Alcuni l'avevano paragonata persino a sua madre, Hera, cantandone le lodi e affermando che fosse la più bella tra le dee.
Dubitava ci fosse qualcuna che potesse superarla in bellezza.
«Dunque, è per questa ragione che mi hai chiesto quest'incontro?» gli domandò per conferma.
Efesto annuì ancora una volta. «Non sopporto che la mia amata vaghi tra i comuni mortali, sola ed impaurita. Te ne prego, fratello caro, riportala qui da me dove sarò io personalmente a badare a lei e a difenderla da qualunque male gli esseri umani possano farle», gli disse. «Fragile ed indifesa lei è, come un tenero bocciolo di rosa che pian piano cresce tra le spine e i rovi. Così bella e delicata, fresca e profumata, Afrodite corre gravi pericoli.»
Le sue parole corrispondevano a verità: Afrodite era la Dea della bellezza e se persino un Dio non era immune al suo fascino, come avrebbero potuto esserlo i comuni mortali?
Se qualcuno di loro fosse stato talmente tanto ossessionato dalla sua figura, avrebbero potuto farle del male, violando il suo corpo perfetto e rendendola infelice per il resto della vita.
Erano noti tra gli Dei i peccati di cui si macchiavano gli umani prima che i loro spiriti giungessero alle porte degli Inferi ed Efesto voleva evitare che un'anima pura e candida, quale lei era, venisse macchiata da un gesto tanto vile e meschino.
Non avrebbe mai potuto sopportare di vedere le lacrime sul suo viso e il dolore nei suoi occhi color del mare se tale sciagura fosse avvenuta.

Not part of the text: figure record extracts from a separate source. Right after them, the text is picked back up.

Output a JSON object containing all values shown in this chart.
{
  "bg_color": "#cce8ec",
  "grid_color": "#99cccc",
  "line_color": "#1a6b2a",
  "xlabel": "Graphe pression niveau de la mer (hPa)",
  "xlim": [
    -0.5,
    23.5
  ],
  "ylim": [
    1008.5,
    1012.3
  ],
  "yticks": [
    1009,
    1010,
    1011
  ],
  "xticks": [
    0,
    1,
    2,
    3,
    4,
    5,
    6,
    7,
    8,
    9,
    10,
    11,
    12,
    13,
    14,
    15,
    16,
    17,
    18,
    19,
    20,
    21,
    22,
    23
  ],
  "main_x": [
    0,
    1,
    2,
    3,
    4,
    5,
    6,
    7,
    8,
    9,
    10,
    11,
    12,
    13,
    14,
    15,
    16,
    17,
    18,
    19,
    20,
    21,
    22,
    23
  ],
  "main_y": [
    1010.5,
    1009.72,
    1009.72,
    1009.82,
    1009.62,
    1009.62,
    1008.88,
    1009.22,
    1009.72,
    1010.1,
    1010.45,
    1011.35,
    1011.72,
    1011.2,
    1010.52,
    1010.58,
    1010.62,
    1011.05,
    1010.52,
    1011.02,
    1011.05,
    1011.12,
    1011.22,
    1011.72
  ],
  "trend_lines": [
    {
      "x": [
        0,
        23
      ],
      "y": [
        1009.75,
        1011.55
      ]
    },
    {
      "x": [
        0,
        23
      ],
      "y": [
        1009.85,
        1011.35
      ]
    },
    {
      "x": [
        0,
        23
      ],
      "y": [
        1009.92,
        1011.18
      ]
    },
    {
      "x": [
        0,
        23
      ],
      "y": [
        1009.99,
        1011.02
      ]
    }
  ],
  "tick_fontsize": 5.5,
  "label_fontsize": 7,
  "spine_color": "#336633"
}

Ares lo aveva capito. Aveva compreso alla perfezione che Efesto ne avrebbe sofferto se a quella giovane imprudente fosse accaduta una cosa del genere e fu per tale ragione che accettò l'incarico offerto dal fratello.
Sospirando, rassegnato all'idea che anche lui avrebbe dovuto mischiarsi ai comuni mortali che persino Ade in persona, colui che ne entrava più in contatto, detestava. «Farò come tu desideri, fratello mio» affermò, infine. «Se tale è il tuo volere, farò in modo di esaudirlo e di riportare da te la futura sposa che mio padre e nostra madre ti hanno promesso.»
Col cuore colmo di gioia al suono di quelle parole pronunciate dal minore tra i suoi fratelli, Efesto lo guardò con sguardo speranzoso e pieno di gratitudine. «Grazie, Ares.»
«Sarà un piacere» disse, concludendo quel discorso prima di alzarsi dal bordo della fontana.
Se doveva esaudire il desiderio di Efesto, non poteva concedersi il lusso di perdere tempo.
Tuttavia, prima che egli potesse andar via, il più brutto e raccapricciante tra le divinità lo fermò nuovamente, rivolgendogli tali parole con la speranza che la mente del suo interlocutore potesse essere preservata: «Prima che tu vada, voglio metterti in guardia su colei che stai andando a cercare: non guardarla negli occhi. Se lo farai, sarai maledetto anche tu, proprio come me, a perdere il cuore e a desiderare di strappartelo dal petto solo per donarglielo. La sua bellezza è letale più del veleno di mille scorpioni; il suo amore, al contrario, è l'unica cura disponibile, nonostante sia quasi impossibile averla».